CP's revenue for the quarter climbed 17 percent to CA$2 billion from CA$1.7 billion a year ago. Q4 diluted earnings per share (EPS) fell 43 percent to $3.83 from $6.77 a year ago, however adjusted diluted EPS rose 41 percent to a new quarterly record of $4.55 from $3.22 in 2017, according to a CP press release.

The Class I's operating ratio improved by 370 basis points to 56.5 percent, CP officials said. Total operating expenses increased to CA$1.13 billion from CA$1 billion in Q4 2017.

CP reports its financial results in Canadian dollars, except for share and per share data.

"The power of the CP operating model is evident in the strong performance across the company," said President and Chief Executive Officer Keith Creel. "We set records across many lines of business in 2018, including Canadian grain, potash and domestic intermodal."

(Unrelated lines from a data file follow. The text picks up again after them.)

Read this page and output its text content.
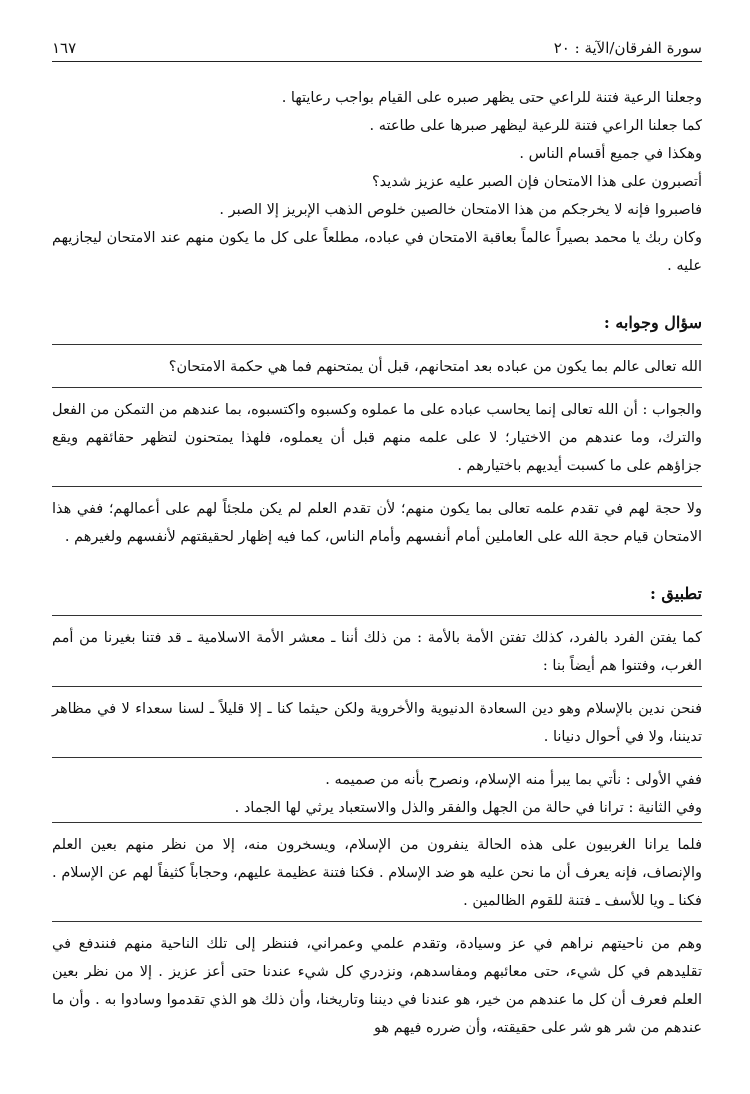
سورة الفرقان/الآية : ٢٠
١٦٧

وجعلنا الرعية فتنة للراعي حتى يظهر صبره على القيام بواجب رعايتها .

كما جعلنا الراعي فتنة للرعية ليظهر صبرها على طاعته .

وهكذا في جميع أقسام الناس .

أتصبرون على هذا الامتحان فإن الصبر عليه عزيز شديد؟

فاصبروا فإنه لا يخرجكم من هذا الامتحان خالصين خلوص الذهب الإبريز إلا الصبر .

وكان ربك يا محمد بصيراً عالماً بعاقبة الامتحان في عباده، مطلعاً على كل ما يكون منهم عند الامتحان ليجازيهم عليه .

سؤال وجوابه :

الله تعالى عالم بما يكون من عباده بعد امتحانهم، قبل أن يمتحنهم فما هي حكمة الامتحان؟

والجواب : أن الله تعالى إنما يحاسب عباده على ما عملوه وكسبوه واكتسبوه، بما عندهم من التمكن من الفعل والترك، وما عندهم من الاختيار؛ لا على علمه منهم قبل أن يعملوه، فلهذا يمتحنون لتظهر حقائقهم ويقع جزاؤهم على ما كسبت أيديهم باختيارهم .

ولا حجة لهم في تقدم علمه تعالى بما يكون منهم؛ لأن تقدم العلم لم يكن ملجئاً لهم على أعمالهم؛ ففي هذا الامتحان قيام حجة الله على العاملين أمام أنفسهم وأمام الناس، كما فيه إظهار لحقيقتهم لأنفسهم ولغيرهم .

تطبيق :

كما يفتن الفرد بالفرد، كذلك تفتن الأمة بالأمة : من ذلك أننا ـ معشر الأمة الاسلامية ـ قد فتنا بغيرنا من أمم الغرب، وفتنوا هم أيضاً بنا :

فنحن ندين بالإسلام وهو دين السعادة الدنيوية والأخروية ولكن حيثما كنا ـ إلا قليلاً ـ لسنا سعداء لا في مظاهر تديننا، ولا في أحوال دنيانا .

ففي الأولى : نأتي بما يبرأ منه الإسلام، ونصرح بأنه من صميمه .

وفي الثانية : ترانا في حالة من الجهل والفقر والذل والاستعباد يرثي لها الجماد .

فلما يرانا الغربيون على هذه الحالة ينفرون من الإسلام، ويسخرون منه، إلا من نظر منهم بعين العلم والإنصاف، فإنه يعرف أن ما نحن عليه هو ضد الإسلام . فكنا فتنة عظيمة عليهم، وحجاباً كثيفاً لهم عن الإسلام . فكنا ـ ويا للأسف ـ فتنة للقوم الظالمين .

وهم من ناحيتهم نراهم في عز وسيادة، وتقدم علمي وعمراني، فننظر إلى تلك الناحية منهم فنندفع في تقليدهم في كل شيء، حتى معائبهم ومفاسدهم، ونزدري كل شيء عندنا حتى أعز عزيز . إلا من نظر بعين العلم فعرف أن كل ما عندهم من خير، هو عندنا في ديننا وتاريخنا، وأن ذلك هو الذي تقدموا وسادوا به . وأن ما عندهم من شر هو شر على حقيقته، وأن ضرره فيهم هو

The railroad continues to rely on the foundations of precision scheduled railroading to achieve sustainable, profitable growth, company officials said.

"This approach in 2018 enabled CP to deliver its highest-ever revenues, lowest-ever yearly operating ratio and a 13th consecutive year leading Class I railways with the lowest train accident frequency," they said.

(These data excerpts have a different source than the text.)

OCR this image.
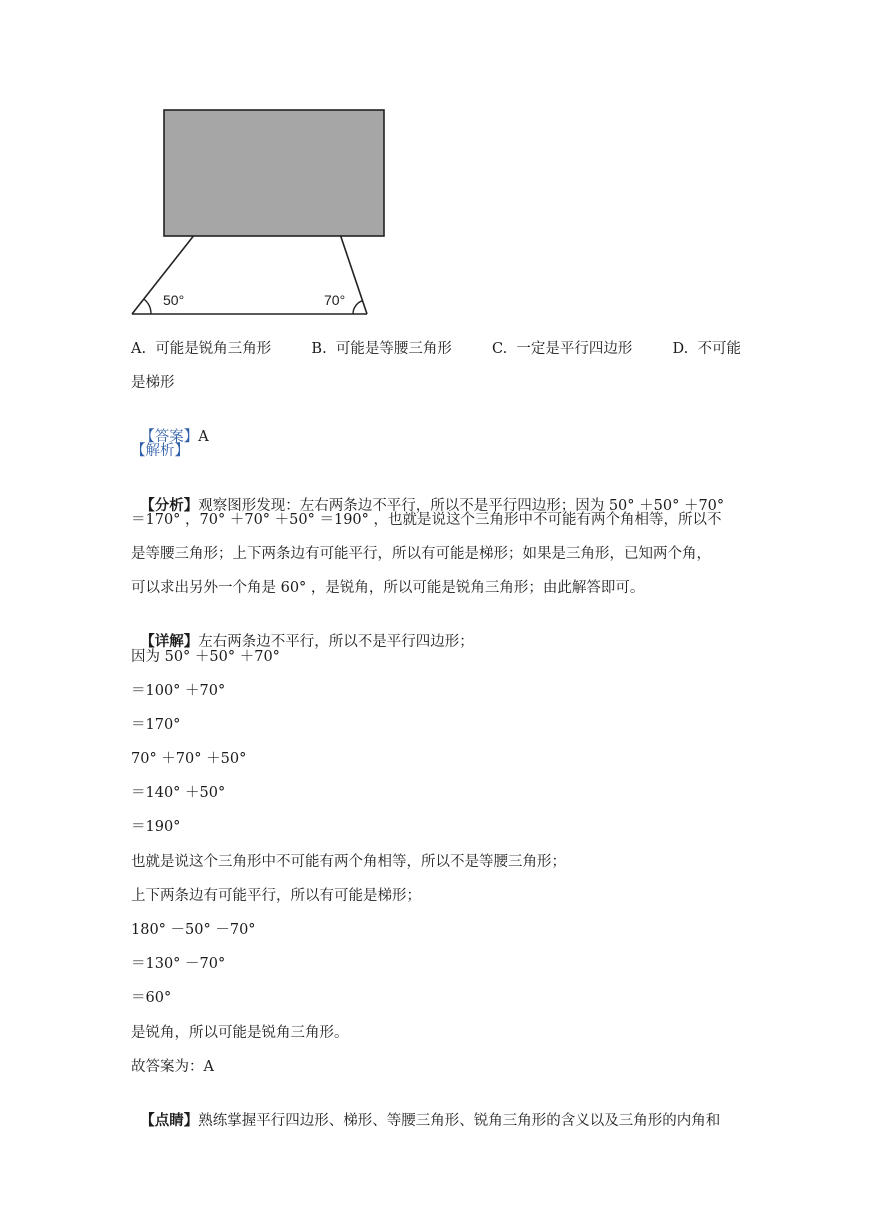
50°	70°
A.  可能是锐角三角形	B.  可能是等腰三角形	C.  一定是平行四边形	D.  不可能
是梯形

【答案】A

【解析】

【分析】观察图形发现：左右两条边不平行，所以不是平行四边形；因为 50° ＋50° ＋70°

＝170° ，70° ＋70° ＋50° ＝190° ，也就是说这个三角形中不可能有两个角相等，所以不
是等腰三角形；上下两条边有可能平行，所以有可能是梯形；如果是三角形，已知两个角，
可以求出另外一个角是 60° ，是锐角，所以可能是锐角三角形；由此解答即可。

【详解】左右两条边不平行，所以不是平行四边形；

因为 50° ＋50° ＋70°
＝100° ＋70°
＝170°
70° ＋70° ＋50°
＝140° ＋50°
＝190°
也就是说这个三角形中不可能有两个角相等，所以不是等腰三角形；
上下两条边有可能平行，所以有可能是梯形；
180° －50° －70°
＝130° －70°
＝60°
是锐角，所以可能是锐角三角形。
故答案为：A

【点睛】熟练掌握平行四边形、梯形、等腰三角形、锐角三角形的含义以及三角形的内角和
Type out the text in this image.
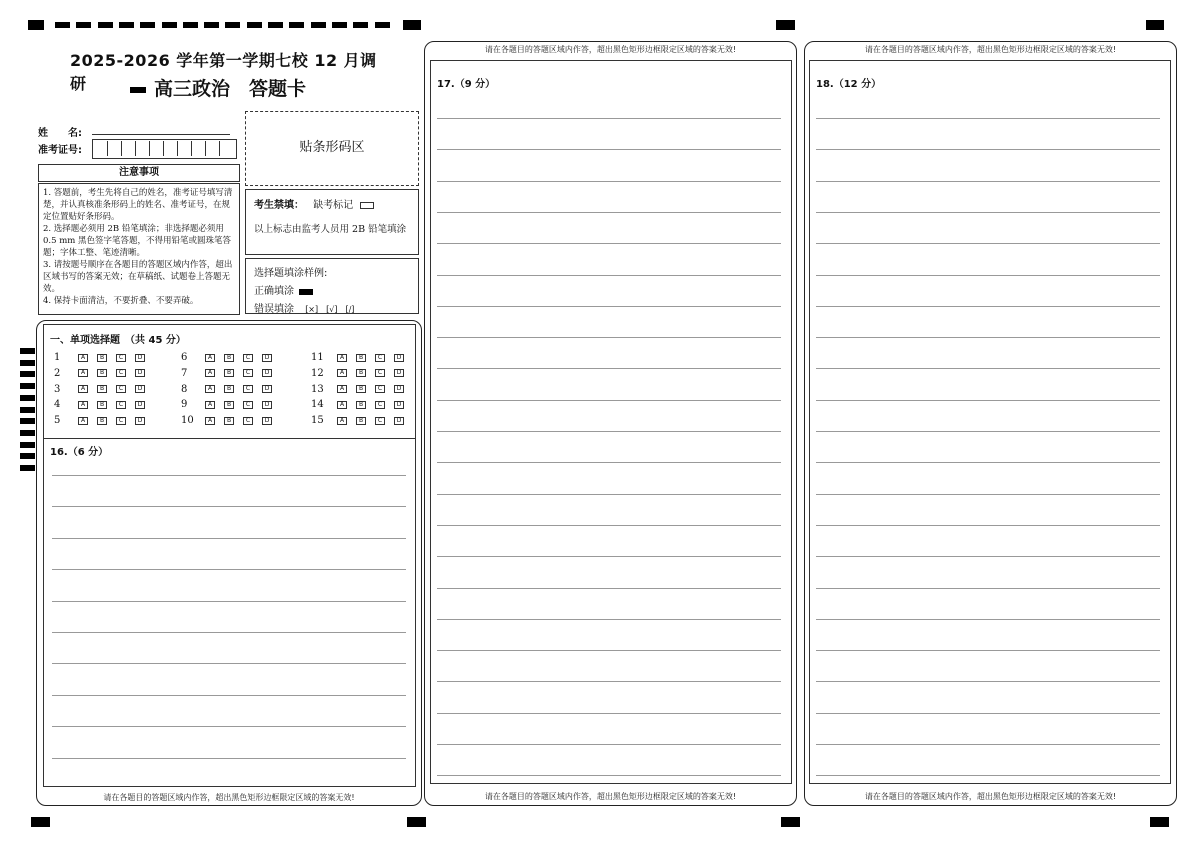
2025-2026 学年第一学期七校 12 月调研	高三政治　答题卡
姓　　名:
准考证号:	贴条形码区
注意事项
1. 答题前，考生先将自己的姓名，准考证号填写清楚，并认真核准条形码上的姓名、准考证号，在规定位置贴好条形码。
2. 选择题必须用 2B 铅笔填涂；非选择题必须用 0.5 mm 黑色签字笔答题，不得用铅笔或圆珠笔答题；字体工整、笔迹清晰。
3. 请按题号顺序在各题目的答题区域内作答，超出区域书写的答案无效；在草稿纸、试题卷上答题无效。
4. 保持卡面清洁，不要折叠、不要弄破。
考生禁填： 缺考标记
以上标志由监考人员用 2B 铅笔填涂
选择题填涂样例:
正确填涂
错误填涂 [×]　[√]　[/]
一、单项选择题　（共 45 分）
1	A B C D
2	A B C D
3	A B C D
4	A B C D
5	A B C D
6	A B C D
7	A B C D
8	A B C D
9	A B C D
10 A B C D
11	A B C D
12	A B C D
13	A B C D
14	A B C D
15	A B C D
16.（6 分）
请在各题目的答题区域内作答，超出黑色矩形边框限定区域的答案无效!
请在各题目的答题区域内作答，超出黑色矩形边框限定区域的答案无效!
17.（9 分）
请在各题目的答题区域内作答，超出黑色矩形边框限定区域的答案无效!
请在各题目的答题区域内作答，超出黑色矩形边框限定区域的答案无效!
18.（12 分）
请在各题目的答题区域内作答，超出黑色矩形边框限定区域的答案无效!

For full-year 2018, CP's revenue rose 12 percent to CA$7.3 billion from CA$6.6 billion in 2017; operating ratio improved to a record 61.3 percent; and diluted EPS fell 17 percent to $13.61 from $16.44, while adjusted diluted EPS rose 27 percent to $14.51 from $11.39.

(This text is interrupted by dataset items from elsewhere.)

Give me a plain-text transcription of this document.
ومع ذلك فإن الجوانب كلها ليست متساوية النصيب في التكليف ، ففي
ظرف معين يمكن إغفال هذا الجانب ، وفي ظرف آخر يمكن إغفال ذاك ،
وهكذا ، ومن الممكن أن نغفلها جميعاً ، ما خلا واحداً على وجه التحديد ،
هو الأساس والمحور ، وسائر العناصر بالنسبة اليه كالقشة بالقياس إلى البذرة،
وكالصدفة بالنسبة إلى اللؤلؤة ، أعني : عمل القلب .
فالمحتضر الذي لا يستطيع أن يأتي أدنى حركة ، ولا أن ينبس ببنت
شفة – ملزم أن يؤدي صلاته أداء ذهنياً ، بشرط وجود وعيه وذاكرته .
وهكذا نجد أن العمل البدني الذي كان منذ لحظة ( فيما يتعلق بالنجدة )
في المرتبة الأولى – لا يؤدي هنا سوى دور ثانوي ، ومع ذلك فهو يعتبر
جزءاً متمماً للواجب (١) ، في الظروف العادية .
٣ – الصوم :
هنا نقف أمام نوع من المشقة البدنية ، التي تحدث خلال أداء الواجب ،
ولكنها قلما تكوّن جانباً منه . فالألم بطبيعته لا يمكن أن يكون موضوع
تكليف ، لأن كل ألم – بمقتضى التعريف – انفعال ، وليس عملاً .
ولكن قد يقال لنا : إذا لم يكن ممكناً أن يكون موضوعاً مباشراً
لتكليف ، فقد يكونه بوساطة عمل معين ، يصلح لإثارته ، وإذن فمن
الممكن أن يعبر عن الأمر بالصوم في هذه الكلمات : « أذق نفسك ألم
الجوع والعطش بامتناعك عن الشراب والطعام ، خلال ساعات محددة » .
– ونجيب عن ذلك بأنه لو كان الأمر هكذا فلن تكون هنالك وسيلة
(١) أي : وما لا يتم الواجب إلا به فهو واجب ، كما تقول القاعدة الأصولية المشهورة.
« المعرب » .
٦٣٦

Total operating expenses for full-year 2018 rose to CA$4.5 billion from CA$4 billion a year ago.

According to full-year guidance for 2019, CP expects double-digit adjusted diluted EPS growth versus 2018 adjusted diluted EPS of $14.51; mid-single-digit volume growth as measured in revenue ton miles; and capital expenditures of CA$1.6 billion.

"We are entering 2019 with tremendous momentum and a commitment to operating the precision scheduled railroading model in its true form," said Creel.

Meanwhile, CP officials today announced the Class I extended its long-term agreement to serve as Hapag-Lloyd AG's preferred rail carrier in Canada.

The agreement will allow Hapag-Lloyd's customers to benefit from CP's growing network of transload facilities, its live-lift operation at Portal, North Dakota, and the "fastest transit times between Vancouver and the Twin Cities, Chicago and beyond," CP officials said.

Added Hapag-Lloyd CEO Rolf Habben Jansen: "With CP we are able to handle more cargo and take advantage of shorter routes to key markets, and provide long-term value to our customers."